Revival in capex spending boosts order book of capital goods companies | Image: Shutterstock

After a sluggish first half of the current financial year, India’s capital expenditure (capex) has gained momentum, registering 48% year-on-year (YoY) growth in December quarter. The government had earmarked ₹11.11 lakh crore for capital expenditure in the current fiscal. The resurgence in government spending is proving to be beneficial for companies in capital goods space.

The surge in government spending is evident in the robust order book growth of capital goods and infrastructure companies. Larsen & Toubro (L&T), India’s largest infrastructure developer, reported record-high order book of ₹5.64 lakh crore in Q3, securing fresh orders worth ₹1 lakh crore in December quarter alone.

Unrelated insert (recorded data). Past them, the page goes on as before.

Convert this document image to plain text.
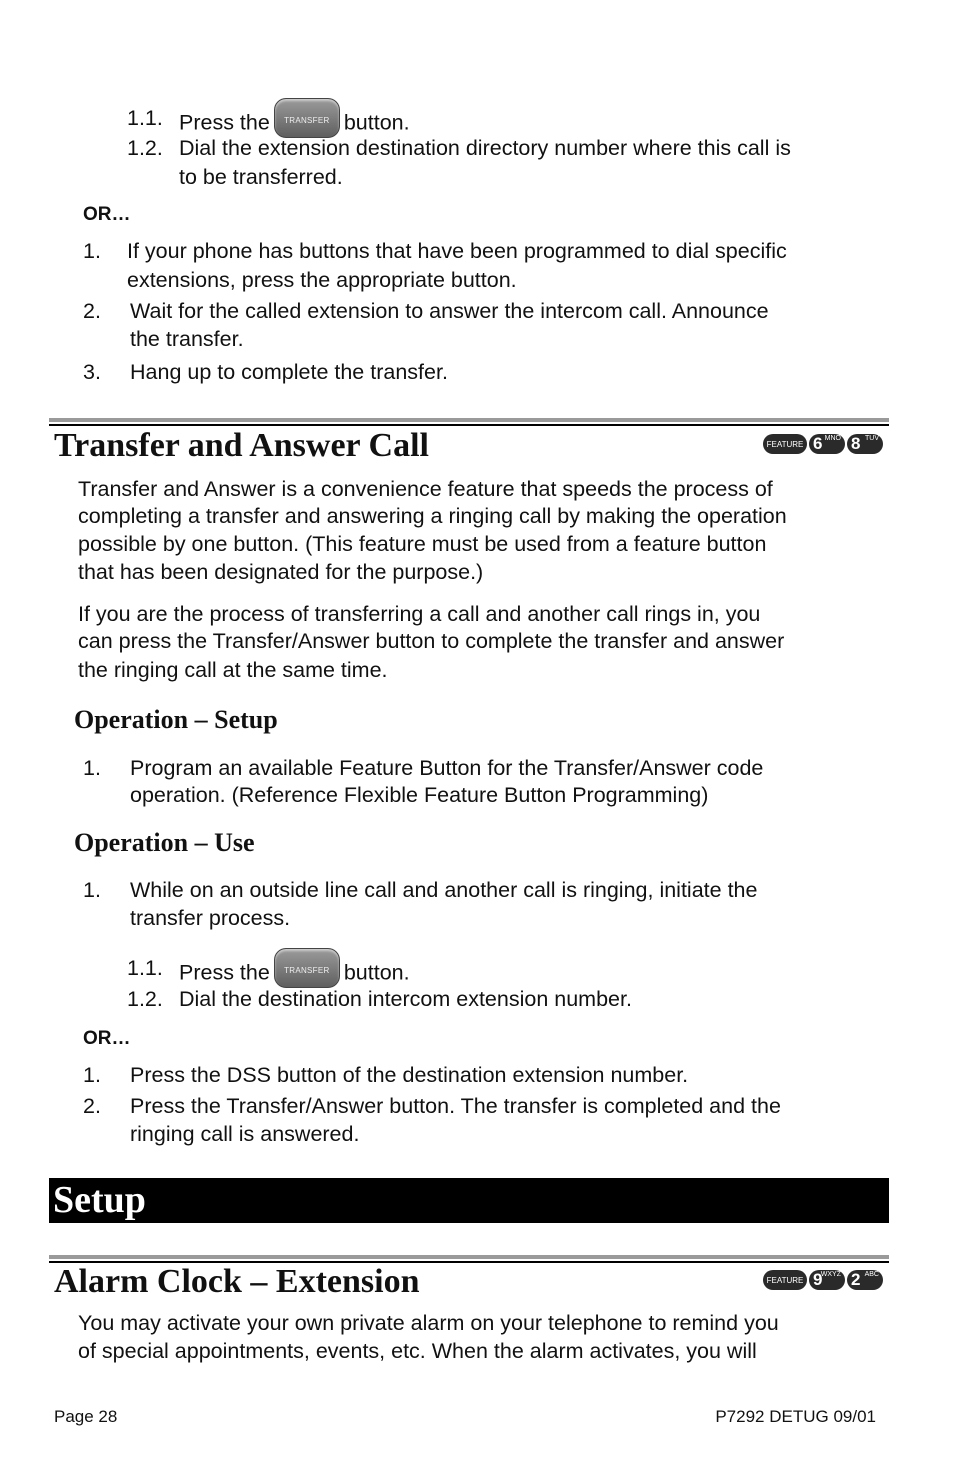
1.1. Press the	TRANSFER button.
1.2. Dial the extension destination directory number where this call is
to be transferred.
OR…
1. If your phone has buttons that have been programmed to dial specific
extensions, press the appropriate button.
2. Wait for the called extension to answer the intercom call. Announce
the transfer.
3. Hang up to complete the transfer.
Transfer and Answer Call	FEATURE 6 MNO 8 TUV
Transfer and Answer is a convenience feature that speeds the process of
completing a transfer and answering a ringing call by making the operation
possible by one button. (This feature must be used from a feature button
that has been designated for the purpose.)
If you are the process of transferring a call and another call rings in, you
can press the Transfer/Answer button to complete the transfer and answer
the ringing call at the same time.
Operation – Setup
1. Program an available Feature Button for the Transfer/Answer code
operation. (Reference Flexible Feature Button Programming)
Operation – Use
1. While on an outside line call and another call is ringing, initiate the
transfer process.
1.1. Press the	TRANSFER button.
1.2. Dial the destination intercom extension number.
OR…
1. Press the DSS button of the destination extension number.
2. Press the Transfer/Answer button. The transfer is completed and the
ringing call is answered.
Setup
Alarm Clock – Extension	FEATURE 9
WXYZ 2 ABC
You may activate your own private alarm on your telephone to remind you
of special appointments, events, etc. When the alarm activates, you will
Page 28	P7292 DETUG 09/01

The company’s infrastructure projects segment saw order inflows of ₹49,070 crore, reflecting a 14% annual growth on the back of increased government spending post-election and it expects further expansion in the coming quarters.

BHEL, another beneficiary of rising capex, saw its order inflows surge 167% annually to ₹6,860 crore, while its order book advanced 47% year-on-year (YoY) to ₹1.6 lakh crore.
Hindustan Aeronautics Limited (HAL) reported order book of ₹1.33 lakh crore at the end of Q3, with expected orders of ₹1.65 lakh crore in the next 12 months. By FY26, HAL’s order book could reach ₹2.5 lakh crore, reflecting the strong demand for defence and aerospace investments.

The first half of FY25 saw a decline in government capital expenditure, contracting by 15% annually due to election-related restrictions on spending, monsoons and global economic uncertainties. However, the third quarter saw a sharp recovery and fourth quarter spending on infrastructure is expected to accelerate further as the government pushes to meet its full-year target of capex spending, CareEdge Ratings said.

The renewed focus on infrastructure and industrial expansion highlights the importance of public investment in sustaining economic momentum amid geopolitical tensions and fears of trade wars, analysts noted.

According to CareEdge Ratings, India’s Gross Fixed Capital Formation (GFCF) had risen to 30.8% of GDP in FY24, compared to the pre-pandemic average of 28.9% (FY15-FY19). This increase was largely driven by public sector capex and household investments in real estate.

The government’s commitment to infrastructure spending, including highways, railways, and energy projects, has played a crucial role in supporting growth. However, private sector capex remains sluggish, with businesses hesitant to expand amid demand uncertainties and high borrowing costs, CareEdge Ratings said.

The sustained expansion of capital expenditure, particularly in infrastructure, manufacturing, and defence, will be crucial in maintaining India’s growth momentum. If the current growth trajectory continues, FY25 could witness one of the strongest capex-led recoveries in recent years, analysts said.